Limetree Bay on the south shore of St. Croix. By ERNICE GILBERT/VI CONSORTIUM
ST. CROIX — While a potential sale of the Limetree Bay Refinery may come later this year, which would mean the possibility of oil refining at the south shore facility along with employment and an economic boost to St. Croix, the company will lay off the bulk of its remaining 275 employees on Friday as it winds down operations for an indefinite suspension.
Meanwhile, proceedings are continuing in bankruptcy court in Texas, and a sale of the refinery could happen in the closing months of 2021. The deadline for a sale, as per the court, is November 1. The refinery's future is dependent on a potential buyer's intentions, though most potential buyers would be expected to resume oil refining at some point as billions of dollars have been poured into the refinery for the main purpose of oil refining. Limetree Bay on February 1st announced the resumption of oil refining but on June 21 suspended all production following incidents the facility suffered.

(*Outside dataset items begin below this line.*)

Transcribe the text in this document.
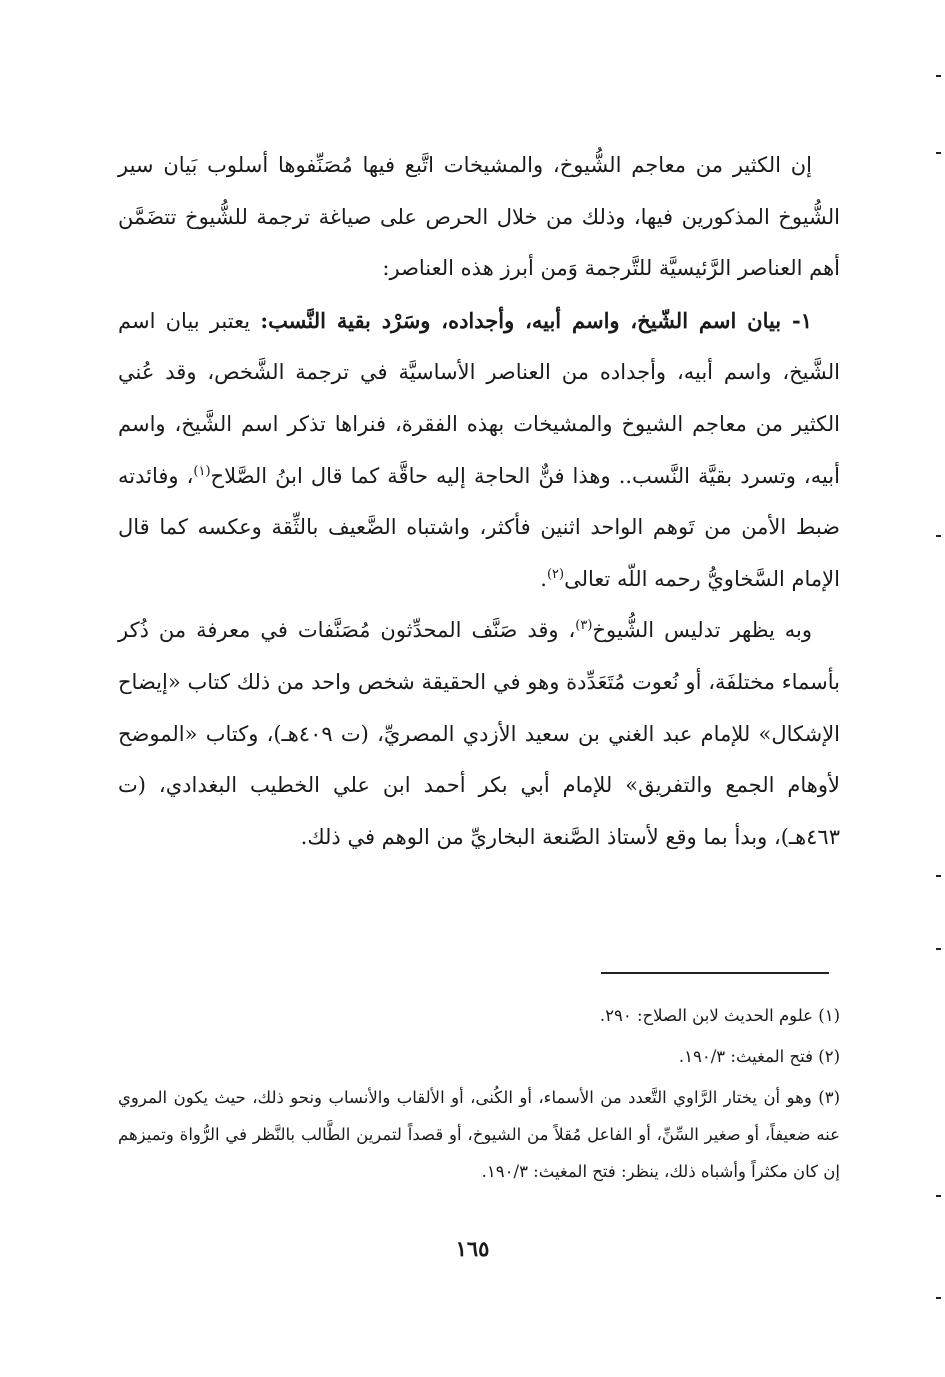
إن الكثير من معاجم الشُّيوخ، والمشيخات اتَّبع فيها مُصَنِّفوها أسلوب بَيان سير الشُّيوخ المذكورين فيها، وذلك من خلال الحرص على صياغة ترجمة للشُّيوخ تتضَمَّن أهم العناصر الرَّئيسيَّة للتَّرجمة وَمن أبرز هذه العناصر:

١- بيان اسم الشّيخ، واسم أبيه، وأجداده، وسَرْد بقية النَّسب: يعتبر بيان اسم الشَّيخ، واسم أبيه، وأجداده من العناصر الأساسيَّة في ترجمة الشَّخص، وقد عُني الكثير من معاجم الشيوخ والمشيخات بهذه الفقرة، فنراها تذكر اسم الشَّيخ، واسم أبيه، وتسرد بقيَّة النَّسب.. وهذا فنٌّ الحاجة إليه حاقَّة كما قال ابنُ الصَّلاح$^{(١)}$، وفائدته ضبط الأمن من تَوهم الواحد اثنين فأكثر، واشتباه الضَّعيف بالثِّقة وعكسه كما قال الإمام السَّخاويُّ رحمه اللّه تعالى$^{(٢)}$.

وبه يظهر تدليس الشُّيوخ$^{(٣)}$، وقد صَنَّف المحدِّثون مُصَنَّفات في معرفة من ذُكر بأسماء مختلفَة، أو نُعوت مُتَعَدِّدة وهو في الحقيقة شخص واحد من ذلك كتاب «إيضاح الإشكال» للإمام عبد الغني بن سعيد الأزدي المصريِّ، (ت ٤٠٩هـ)، وكتاب «الموضح لأوهام الجمع والتفريق» للإمام أبي بكر أحمد ابن علي الخطيب البغدادي، (ت ٤٦٣هـ)، وبدأ بما وقع لأستاذ الصَّنعة البخاريِّ من الوهم في ذلك.

(١) علوم الحديث لابن الصلاح: ٢٩٠.

(٢) فتح المغيث: ١٩٠/٣.

(٣) وهو أن يختار الرَّاوي التَّعدد من الأسماء، أو الكُنى، أو الألقاب والأنساب ونحو ذلك، حيث يكون المروي عنه ضعيفاً، أو صغير السِّنِّ، أو الفاعل مُقلاً من الشيوخ، أو قصداً لتمرين الطَّالب بالنَّظر في الرُّواة وتميزهم إن كان مكثراً وأشباه ذلك، ينظر: فتح المغيث: ١٩٠/٣.

١٦٥
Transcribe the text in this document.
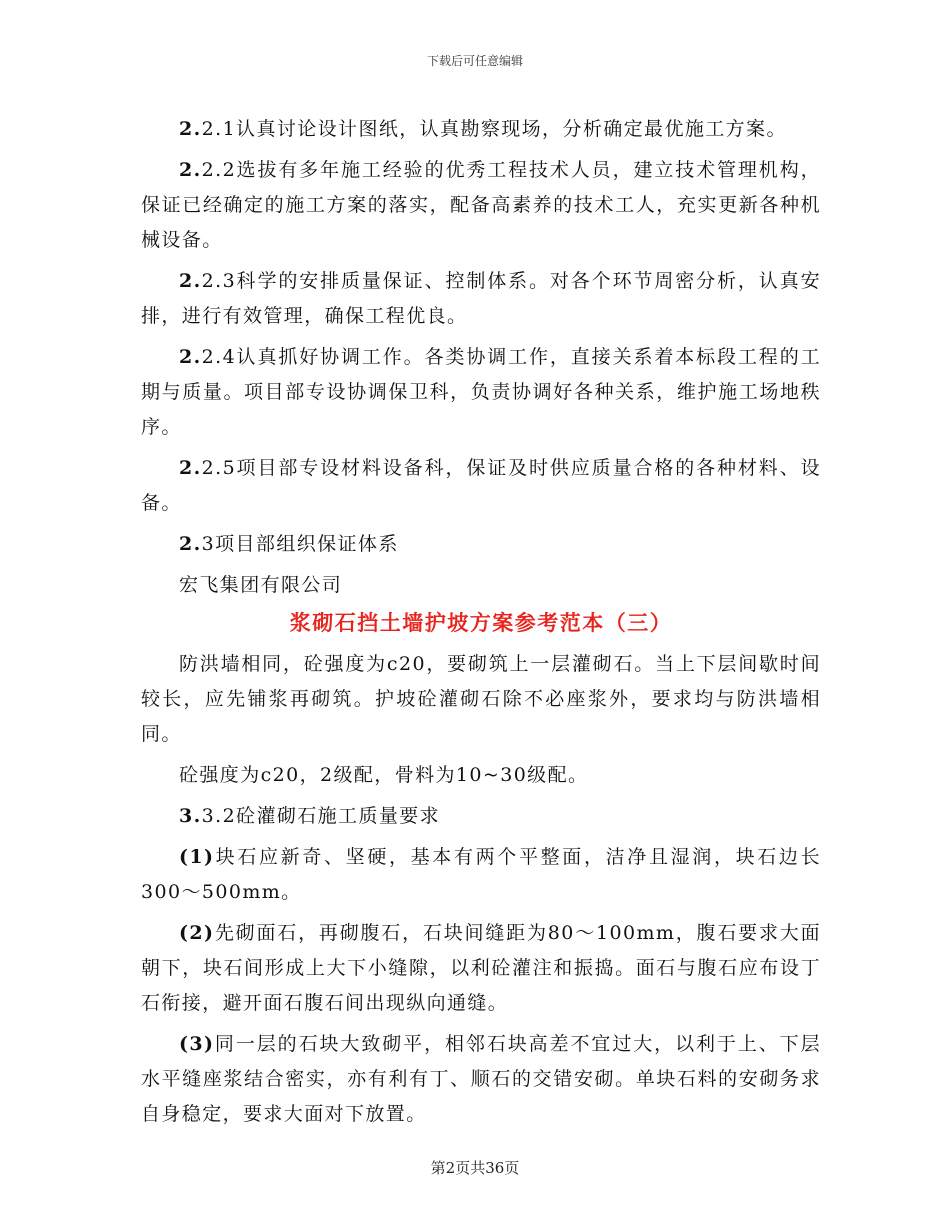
下载后可任意编辑

2.2.1认真讨论设计图纸，认真勘察现场，分析确定最优施工方案。

2.2.2选拔有多年施工经验的优秀工程技术人员，建立技术管理机构，保证已经确定的施工方案的落实，配备高素养的技术工人，充实更新各种机械设备。

2.2.3科学的安排质量保证、控制体系。对各个环节周密分析，认真安排，进行有效管理，确保工程优良。

2.2.4认真抓好协调工作。各类协调工作，直接关系着本标段工程的工期与质量。项目部专设协调保卫科，负责协调好各种关系，维护施工场地秩序。

2.2.5项目部专设材料设备科，保证及时供应质量合格的各种材料、设备。

2.3项目部组织保证体系

宏飞集团有限公司

浆砌石挡土墙护坡方案参考范本（三）

防洪墙相同，砼强度为c20，要砌筑上一层灌砌石。当上下层间歇时间较长，应先铺浆再砌筑。护坡砼灌砌石除不必座浆外，要求均与防洪墙相同。

砼强度为c20，2级配，骨料为10~30级配。

3.3.2砼灌砌石施工质量要求

(1)块石应新奇、坚硬，基本有两个平整面，洁净且湿润，块石边长300～500mm。

(2)先砌面石，再砌腹石，石块间缝距为80～100mm，腹石要求大面朝下，块石间形成上大下小缝隙，以利砼灌注和振捣。面石与腹石应布设丁石衔接，避开面石腹石间出现纵向通缝。

(3)同一层的石块大致砌平，相邻石块高差不宜过大，以利于上、下层水平缝座浆结合密实，亦有利有丁、顺石的交错安砌。单块石料的安砌务求自身稳定，要求大面对下放置。

第2页共36页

Another sign of the imminency of the refinery's dwindling activity was Limetree Bay Terminals' announcement Monday that it would layoff 35 employees in a reorganization effort resulting from the refinery's closure. Limetree Bay Refining was Limetree Bay Terminals' largest customer.
The economic impact from what was once the territory's largest employer is already being felt both in the central government, on local businesses and on individual lives. The Bryan administration's touting of a $71 million budget surplus can no longer be boasted in part due to the refinery's closure along with the spend of $45 million to $50 million on gov't employees based on a promise to repay the 8 percent salary reduction. Additionally, the Bryan administration had to include $30 million in federal funds from the American Rescue Plan as an offset to meet budget projections. All considered, the government found itself in a deficit — $20 million from refinery projections and the inclusion of $30 million from Covid dollars to meet budget demands — of $50 million.
A recent survey conducted by the Office of Delegate to Congress Stacey Plaskett brought into focus the sharp negative impact on the economy the closure of Limetree Bay Refining has had. Virtually all business owners who participated in the survey, seen here, said the closure had a negative impact on their operation in one form or another.
These business owners, some directly tied to Limetree Bay Refining, reported less traffic, loss of students (hinting at a learning institution), drop in marine services and less traffic at food establishments, among others.
"Our business supported and supplied a company that had a contract with the refinery," wrote one respondent. "The company needed logistical support building and maintaining a supply chain, together with local warehousing and delivery support. The closure has led to a significant decrease in sales and an excess of pre-purchased inventory with significant value. This equates to reduced Gross Receipts Taxes paid and a reduction in labor further impacting the community. We will struggle to deplete this inventory and will take a loss which could lead to further labor reductions."
During a Senate hearing earlier this year, Allison DeGazon, Division of Economic Research director, told Senator Kurt Vialet that the Limetree Bay operations, including the terminal and refinery, accounted for 15 percent of the territory's gross domestic product, or $610 million. There were other sources of revenue directly tied to the south shore facility, including a $14 million concession fee from the refinery. All considered, Limetree Bay's impact on GDP was over $800 million, Ms. DeGazon said.
Governor Albert Bryan told the Consortium late August that he had been working to encourage a sale and restart of Limetree Bay Refining. He said September 17 represents an important date for his administration — the day the court auction of the idled refinery will take place. "Sept. 17 is a key date for us; we're going to see what kind of offers coming in on the refinery and we'll go from there," he said.
The court auction will take place at the U.S. Bankruptcy Court for the Southern District of Texas.
Mr. Bryan said he is well aware of the economic hardship the refinery's closure has caused. "I saw the [Limetree Bay] parking lot the other day empty, and we're really doing a lot to facilitate the sale. We've been in talks with people, buyers, the sellers, the intermediaries, the lawyers who have been talking to people, trying to get the refinery sold," he said.
He also addressed individuals whose preference is to see the refinery remain shut and never again win approval to reopen from the Environmental Protection Agency. "I know there are people who don't want it to happen, [people] that want it to remain shut. But a priority of the administration is to get people back to work again before we lose another set of our people to the states just when St. Croix was getting on its feet."
"Certainly we're working with the EPA as well because they are partners in this," the governor added.
Mr. Bryan said the reopening of the refinery would also help diminish criminal activity, saying the effort is "key in crime too because idle hands... You've got to put people to work."
Relative to potential buyers, the governor said, "From my preliminary reports I could say this: it's going to be a tough climb but there's interest out there. It's just a tough climb because of the EPA mandates and to be quite frank, the Biden administration is tough on oil and gas all around. So that's why we're using our political influence in Washington... So you're going to see me moving around a lot because I need to get to people who are going to help us get over the finish line with this."
Mr. Bryan concluded, "I want the EPA to do their job, but I want to make sure that they don't make an example out of the Virgin Islands and we lose our largest employer."